Ma che cosa è successo quella notte secondo l'astrologia?
Rodolfo  era furioso verso entrambi i genitori. Come  indica Saturno natale opposto al Sole e alla Luna rotanti,  nutriva rancore  per entrambi e il motivo non erano certo eventuali critiche al suo romanzetto con la Vetsera. Rodolfo avvertiva più che mai acuta l'insoddisfazione, temeva che venisse scoperto qualche sua manovra e ha ripetuto il suo giochetto macabro preferito: la  roulette  russa  e  la  Vetsera  lo  ha assecondato. Infatti, è possibile  che Maria,  per  tenere  tranquillo   l'isterico amante,  abbia  accettato di giocare con lui  alla  roulette russa,  magari sperando che non  accadesse l'irreparabile, di certo pregando perché non accadesse niente. Lei c'è rimasta secca, lui ha avuto paura delle conseguenze e si è suicidato.

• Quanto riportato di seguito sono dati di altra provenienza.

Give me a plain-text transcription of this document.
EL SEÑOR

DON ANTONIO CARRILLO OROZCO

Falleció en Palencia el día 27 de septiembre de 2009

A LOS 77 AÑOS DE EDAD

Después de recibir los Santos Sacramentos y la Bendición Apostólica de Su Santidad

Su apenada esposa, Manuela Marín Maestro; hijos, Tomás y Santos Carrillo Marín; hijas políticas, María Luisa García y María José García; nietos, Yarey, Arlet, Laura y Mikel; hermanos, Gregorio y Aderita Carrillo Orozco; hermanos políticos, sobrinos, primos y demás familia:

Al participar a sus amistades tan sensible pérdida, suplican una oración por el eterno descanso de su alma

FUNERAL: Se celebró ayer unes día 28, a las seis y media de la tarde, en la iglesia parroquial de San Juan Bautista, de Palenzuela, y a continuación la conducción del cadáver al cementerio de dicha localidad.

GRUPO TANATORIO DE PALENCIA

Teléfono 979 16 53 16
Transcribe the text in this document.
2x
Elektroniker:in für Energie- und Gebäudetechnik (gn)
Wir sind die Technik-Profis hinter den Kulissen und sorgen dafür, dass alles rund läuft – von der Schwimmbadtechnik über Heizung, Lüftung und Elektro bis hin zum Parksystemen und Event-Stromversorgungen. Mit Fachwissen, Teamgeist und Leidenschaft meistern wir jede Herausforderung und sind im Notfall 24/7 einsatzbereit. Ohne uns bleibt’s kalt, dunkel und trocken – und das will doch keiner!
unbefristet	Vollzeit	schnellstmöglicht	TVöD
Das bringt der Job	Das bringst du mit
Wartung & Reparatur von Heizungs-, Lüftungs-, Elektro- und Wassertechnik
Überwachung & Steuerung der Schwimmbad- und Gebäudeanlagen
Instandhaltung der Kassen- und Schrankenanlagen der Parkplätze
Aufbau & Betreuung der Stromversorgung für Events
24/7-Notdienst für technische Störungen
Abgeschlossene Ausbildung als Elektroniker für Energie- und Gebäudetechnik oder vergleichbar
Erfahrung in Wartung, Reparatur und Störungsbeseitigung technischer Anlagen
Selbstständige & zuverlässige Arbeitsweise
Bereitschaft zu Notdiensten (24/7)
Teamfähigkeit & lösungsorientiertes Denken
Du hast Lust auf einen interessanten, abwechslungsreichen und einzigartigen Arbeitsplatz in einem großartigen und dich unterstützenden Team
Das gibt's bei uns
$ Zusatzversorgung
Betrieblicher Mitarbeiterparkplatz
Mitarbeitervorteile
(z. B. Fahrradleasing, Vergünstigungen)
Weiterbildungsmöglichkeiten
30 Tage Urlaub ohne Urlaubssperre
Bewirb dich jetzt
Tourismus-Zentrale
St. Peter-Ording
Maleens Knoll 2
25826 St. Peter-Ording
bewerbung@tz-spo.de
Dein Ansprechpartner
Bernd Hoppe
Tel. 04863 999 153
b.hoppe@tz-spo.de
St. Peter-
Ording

Il drammone romantico ha l'aria di uno stupido gioco giocato da  un povero di mente che ha coinvolto una ragazza vanesia. La  storia romanzata se ne è impossessata  per  scagliarsi contro Rodolfo  che avrebbe   abusato dell'infatuazione adolescenziale   di  Maria  per  costringerla a   seguirlo nell'ultimo viaggio, per compiangere lei vittima del proprio sublime amore, della forte devozione.

Si  rassicurino le anime sensibili: Maria Vetsera  non  subì pressioni.  Non  era  il tipo  di lasciarsi  convincere  da nessuno, al di là  dell'apparenza  romantica, sognatrice, devota, dipendente,  perdutamente  innamorata  che   poteva confondere un osservatore superficiale, a fare qualcosa che non volesse fare. Isterica e aggressiva, violenta sì, ma non si sarebbe mai lasciata ammazzare. Chi,  invece, non ebbe pietà di lei furono i funzionari di corte. Negli annunci funebri non si parla di lei, che  venne portata  fuori  da Mayerling rivestita alla meglio  con un bastone  infilato  nella  schiena  per  tenerla  diritta e simulare che fosse ancora viva, infine gettata in una  fossa comune  perché se ne perdessero le tracce. Solo  molti anni dopo la madre ottenne il permesso di ricordarla con una lapide.

Grande  amore? Fu una storia di sesso, ambizioni e follia, una triste vicenda.